Although some people don’t like the strong taste of mouthwashes, they are an essential product for maintaining good oral hygiene. Toothbrushes can’t scrub every little nook and cranny around the teeth, no matter how thorough you may be when you brush.
Mouthwashes, on the other hand, are liquid so they can penetrate under the gum line, into the spaces between teeth and, if gargled, to the back of the tongue and throat, killing harmful germs that hang out in those places.
Listerine, Scope and other ADA-approved antimicrobial mouthwashes can help you prevent gum disease, reduce unsightly tartar and plaque, kill the germs that cause bad breath and keep your smile sparkling. There are even fluoride-fortified mouthwashes, which can help you strengthen sensitive teeth.
4. Dental floss.
If you aren’t flossing daily or between meals, you’re doing your mouth a real disservice.

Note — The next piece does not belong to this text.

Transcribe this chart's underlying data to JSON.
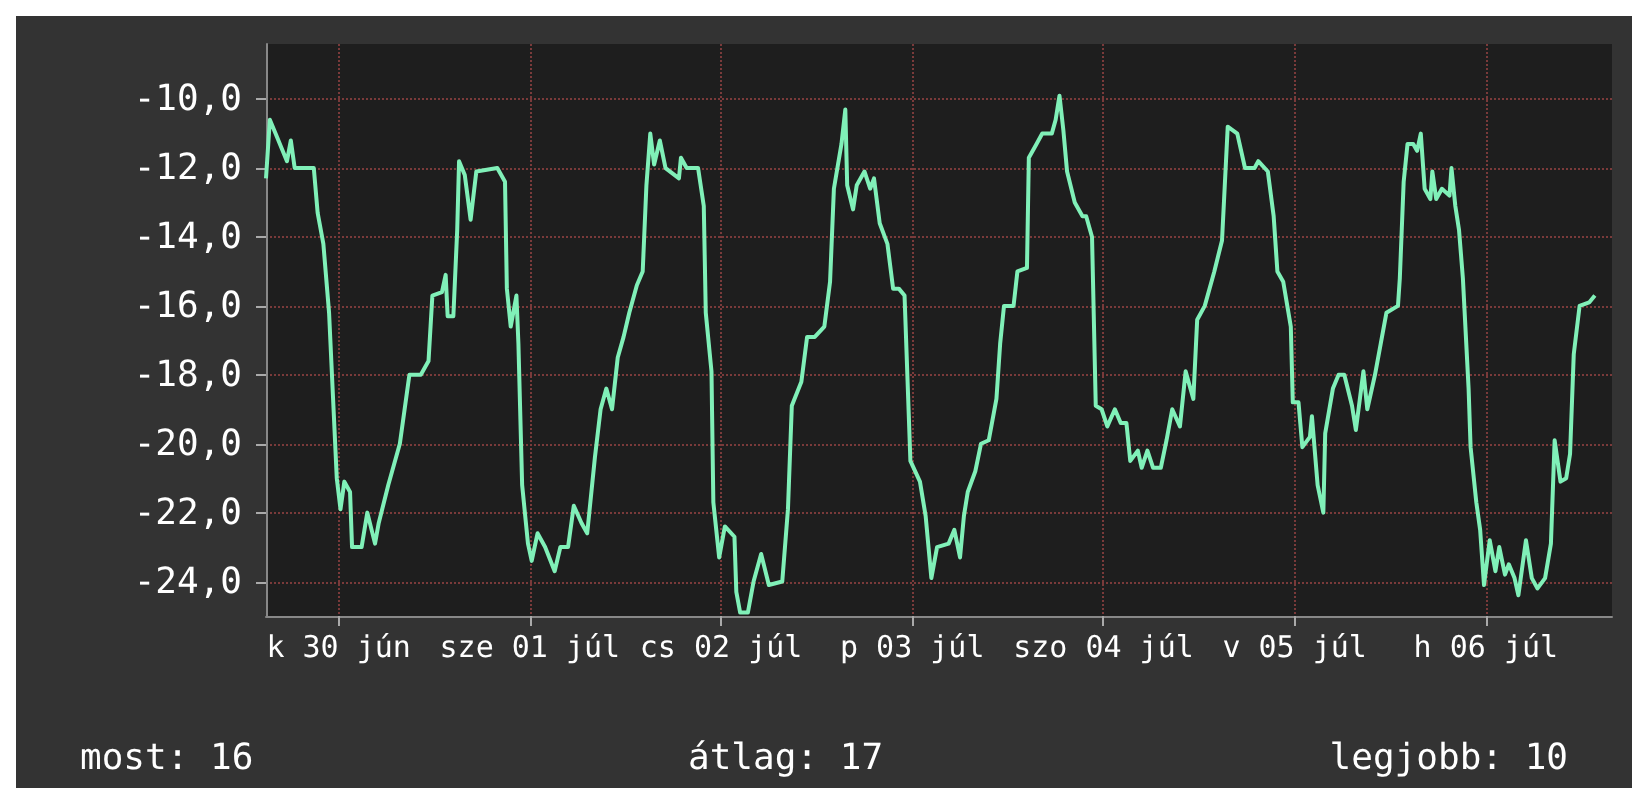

There is no more effective way to remove decaying food debris, tartar and plaque, and harmful germs that cause tooth decay and malodorous breath from between your teeth and under the gum line.
Waxed, non-waxed, minty, cinnamon, or unflavored — it doesn’t matter which type of floss you use, as long as you are disciplined enough to use it regularly. Keep a roll in your desk at work, in your car console, or in your purse or pocket, plus one in the bathroom cabinet at home, that way you’ll always have ready access to it after you finish a meal.
Flossing is essential for preventing gum disease. It leaves your gums looking and feeling healthier. If you notice bleeding when you floss, you’re not flossing enough. It goes away as flossing becomes routine and gum health improves.
Practice good oral health by incorporating these 4 products into your daily oral hygiene routine.
If you have additional questions about what you should use, or how to use it, talk to your dentist or dental hygienist to see what they recommend. And make sure that you are going for cleanings and screenings twice a year!